4) All nonsensical comments about the 50's being so "grey" - it only appears grey to the morons who says this, because TV footage from that era was in black & white!
5) Adverts for forthcoming programmes appearing in the BBC News. Either show adverts and cancel the license fee, or stop shamelessly plugging your own programmes in the News.
6) The headlines bit at the beginning of the BBC News gets longer and longer. What is the point of including interview footage in the headlines when you are going to repeat it just seconds later! ITV's "Bongs" on News at Ten had the right idea. Each headline should be just a few seconds long, not the entire story.
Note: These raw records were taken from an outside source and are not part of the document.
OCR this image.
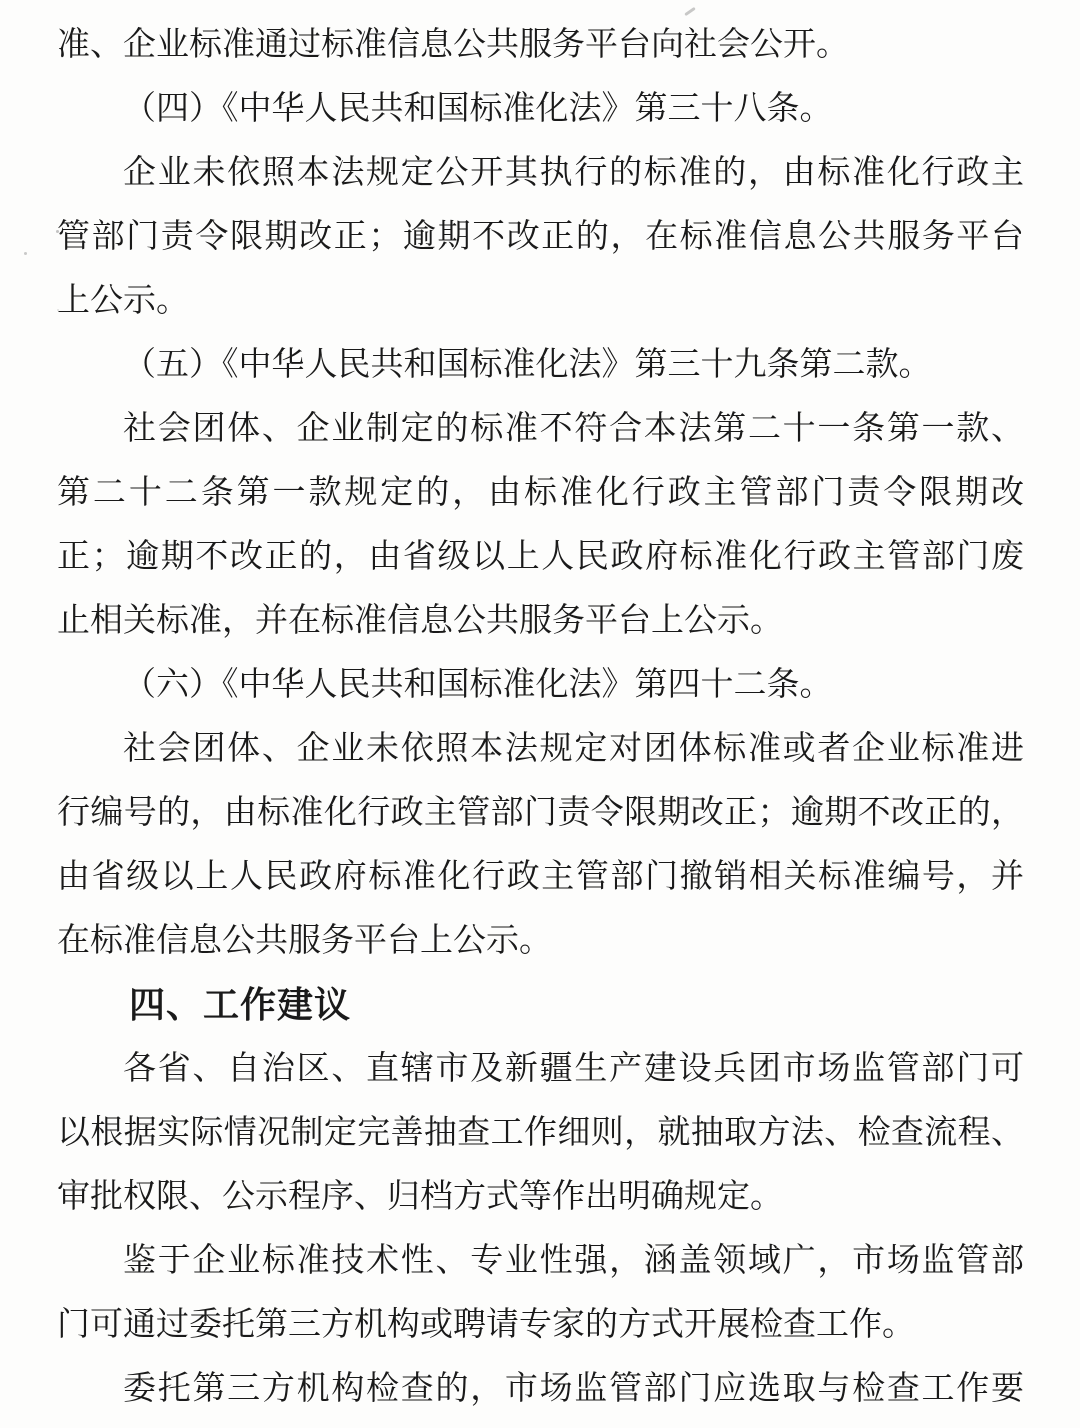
准、企业标准通过标准信息公共服务平台向社会公开。
（四）《中华人民共和国标准化法》第三十八条。
企业未依照本法规定公开其执行的标准的，由标准化行政主
管部门责令限期改正；逾期不改正的，在标准信息公共服务平台
上公示。
（五）《中华人民共和国标准化法》第三十九条第二款。
社会团体、企业制定的标准不符合本法第二十一条第一款、
第二十二条第一款规定的，由标准化行政主管部门责令限期改
正；逾期不改正的，由省级以上人民政府标准化行政主管部门废
止相关标准，并在标准信息公共服务平台上公示。
（六）《中华人民共和国标准化法》第四十二条。
社会团体、企业未依照本法规定对团体标准或者企业标准进
行编号的，由标准化行政主管部门责令限期改正；逾期不改正的，
由省级以上人民政府标准化行政主管部门撤销相关标准编号，并
在标准信息公共服务平台上公示。
四、工作建议
各省、自治区、直辖市及新疆生产建设兵团市场监管部门可
以根据实际情况制定完善抽查工作细则，就抽取方法、检查流程、
审批权限、公示程序、归档方式等作出明确规定。
鉴于企业标准技术性、专业性强，涵盖领域广，市场监管部
门可通过委托第三方机构或聘请专家的方式开展检查工作。
委托第三方机构检查的，市场监管部门应选取与检查工作要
7) Teletext (or whatever it's current name is). What is the point of having separate section for Home, World, Science, Technology, Sport etc, when these days stories are endlessly repeated across numerous different sections? The almost complete absence of updates to these sections at weekends. And When digital teletext arrived we were promised photos would be included. I've never seen one. And can the BBC not afford a spell checker? The amount of spelling and grammatic errors is the only thing that is increasing. A favourite of mine recently referred to something being "mere heresy"! And stop copying and pasting stories that refer to "see photo below" or quizzes that aren't actually included.
8) John Culshaw - seriously is there any talking head programme ever made that he doesn't pop up on?
For the sake of parity though doesn't ITV foist rubbish like 'I'm a Celebrity' onto its news/current affair programmes in a similar vein? Not a rhetorical question.